Eventually, as is its habit, autumn too would give way to a cold and desolate winter. The calm and deep waters of the lake turned icy and hard, unrelenting. Then, even, I would wish for autumn, though fickle, at times bright. Or, against hope, yearn for a long awaited spring to bloom forth from the frost.
But in the early time, before the leaves began to change, all I knew was summer. I didn't know to savor every second of blue sky, to look deeply into the calm, clear waters of the summer lake. I didn't know to search for what lay within before the surface became entirely unyielding. Had I had such an understanding, I wonder if I might have dived willingly into their depths.

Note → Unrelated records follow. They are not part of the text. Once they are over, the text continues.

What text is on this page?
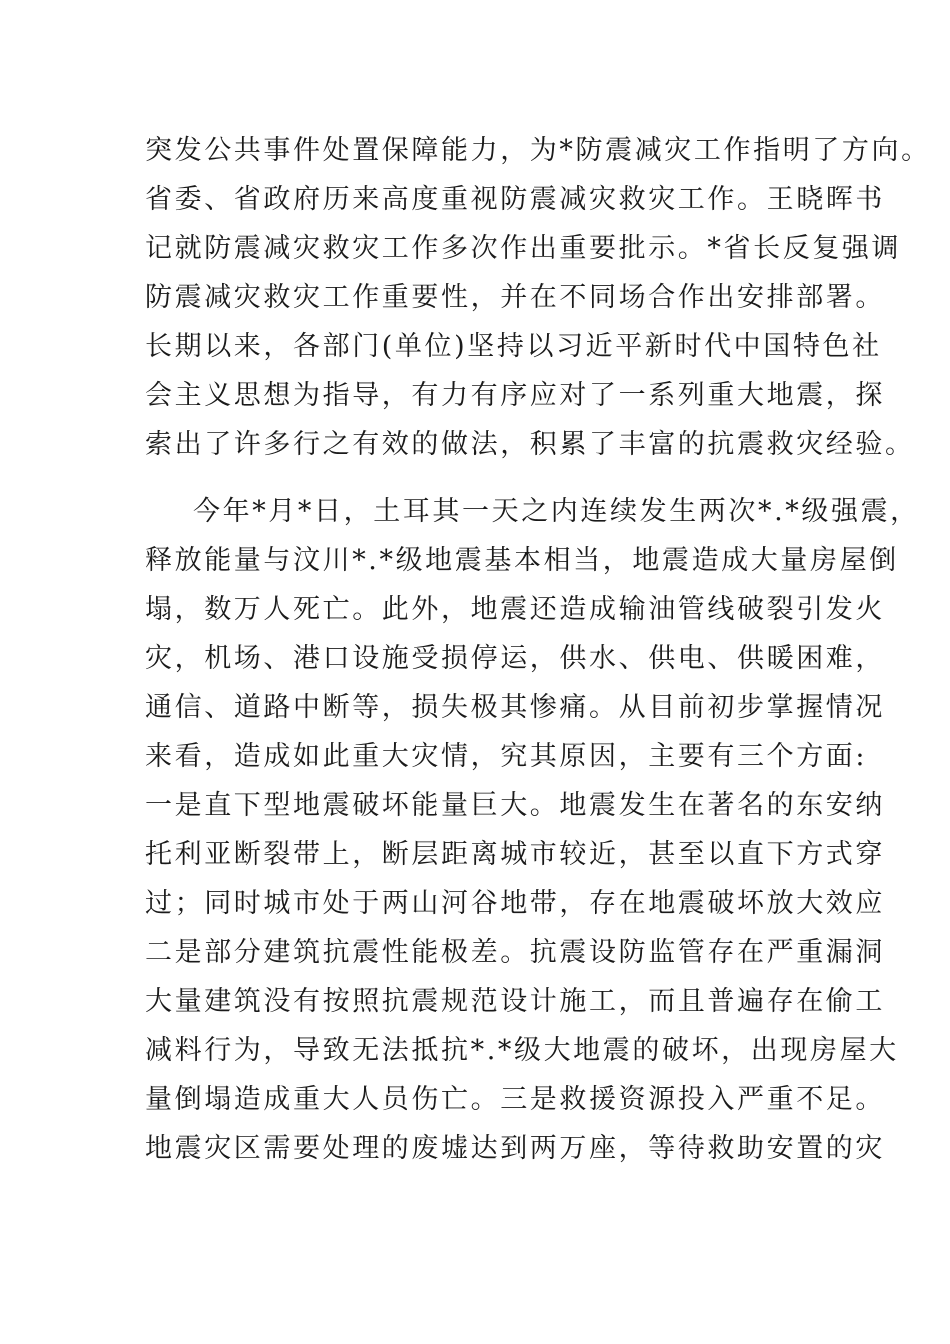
突发公共事件处置保障能力，为*防震减灾工作指明了方向。
省委、省政府历来高度重视防震减灾救灾工作。王晓晖书
记就防震减灾救灾工作多次作出重要批示。*省长反复强调
防震减灾救灾工作重要性，并在不同场合作出安排部署。
长期以来，各部门(单位)坚持以习近平新时代中国特色社
会主义思想为指导，有力有序应对了一系列重大地震，探
索出了许多行之有效的做法，积累了丰富的抗震救灾经验。
今年*月*日，土耳其一天之内连续发生两次*.*级强震，
释放能量与汶川*.*级地震基本相当，地震造成大量房屋倒
塌，数万人死亡。此外，地震还造成输油管线破裂引发火
灾，机场、港口设施受损停运，供水、供电、供暖困难，
通信、道路中断等，损失极其惨痛。从目前初步掌握情况
来看，造成如此重大灾情，究其原因，主要有三个方面:
一是直下型地震破坏能量巨大。地震发生在著名的东安纳
托利亚断裂带上，断层距离城市较近，甚至以直下方式穿
过；同时城市处于两山河谷地带，存在地震破坏放大效应
二是部分建筑抗震性能极差。抗震设防监管存在严重漏洞
大量建筑没有按照抗震规范设计施工，而且普遍存在偷工
减料行为，导致无法抵抗*.*级大地震的破坏，出现房屋大
量倒塌造成重大人员伤亡。三是救援资源投入严重不足。
地震灾区需要处理的废墟达到两万座，等待救助安置的灾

Now, however, I returned time and again, much as the foolish moth. I flew as close as I could, seeking the warmth, the brightness, often getting burned. No, I decided, the moth was lucky. The creature could still feel the warmth before the burn. For me, there was none, only darkness and stinging cold. Perhaps I was even more foolish than the moth. For what I chased no longer existed. I followed a memory, a wish. My candle was long extinguished and yet I returned to the still-scalding wax from sheer desperation or habit.
I shook my head quickly, trying to clear my thoughts. There was no sense in thinking such useless things. Wallowing in metaphors would change nothing. Much as I recognized my own idiocies, I also recognized, perhaps even more vehemently, that I could not bring myself to stop my own senseless behavior. Despite the pain, even the echo of his eyes was preferable to nothing. Yes, I decided, the burning was much preferable, it reminded me fiercely that I was alive, that I was not just a deadened empty shell as I so often felt.
I took a deep breath and sighed, staring a the ceiling momentarily. I shook my head once more, smoothed my dress, and let my heart pull me through the waiting door.